B: Assess the level of positive end-expiratory pressure - The level of positive end-expiratory pressure is usually set based on the patient's condition and not solely based on the exhaled tidal volume.
C: Compare the tidal volume delivered with the tidal volume prescribed - This comparison is important but does not directly relate to assessing the patient's work of breathing.
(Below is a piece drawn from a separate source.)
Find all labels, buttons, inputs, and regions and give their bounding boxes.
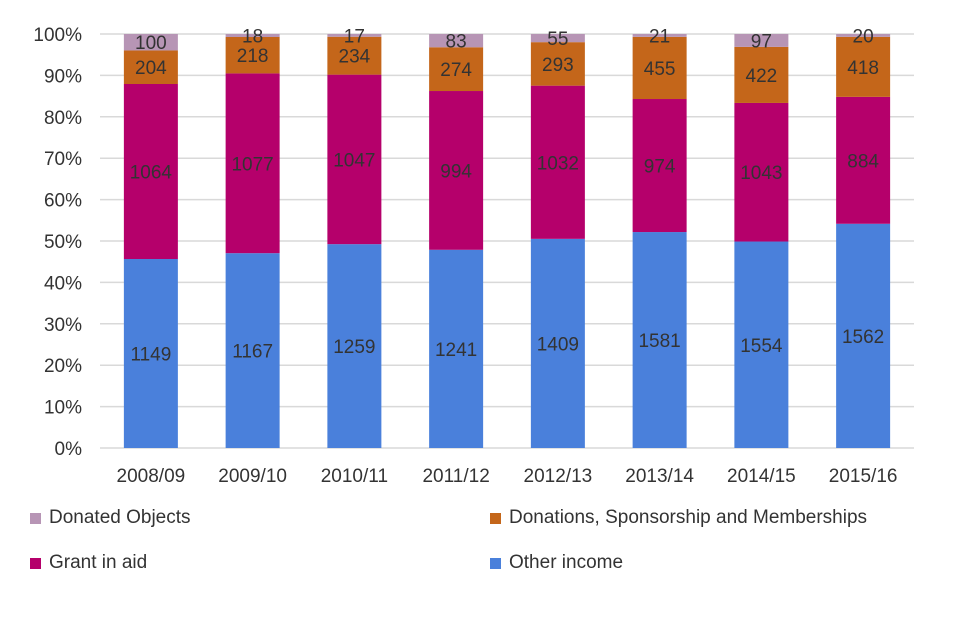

A patient is admitted to the ICU with injuries sustained from a fall from a third-story window. The patient is conscious, his breathing is labored, and he is bleeding heavily from the abdomen. He groans constantly and complains of severe pain, but his movements are minimal. His heart rate is elevated. Which of these is a sign that he is in the second phase of the stress response? Select all that apply.
- A. Bleeding heavily from his abdomen
- B. Labored, slow breathing
- C. Severe pain
- D. Elevated heart rate
Correct Answer: C
Rationale: The correct answer is C: Severe pain. In the second phase of the stress response (resistance phase), the body is trying to cope with the stressor. Severe pain is a sign of the body's response to the injury, indicating the activation of the stress response. Labored breathing and elevated heart rate are more likely to be signs of the initial phase (alarm phase) of the stress response. Bleeding heavily from the abdomen is a medical emergency and does not specifically indicate the stress response phase.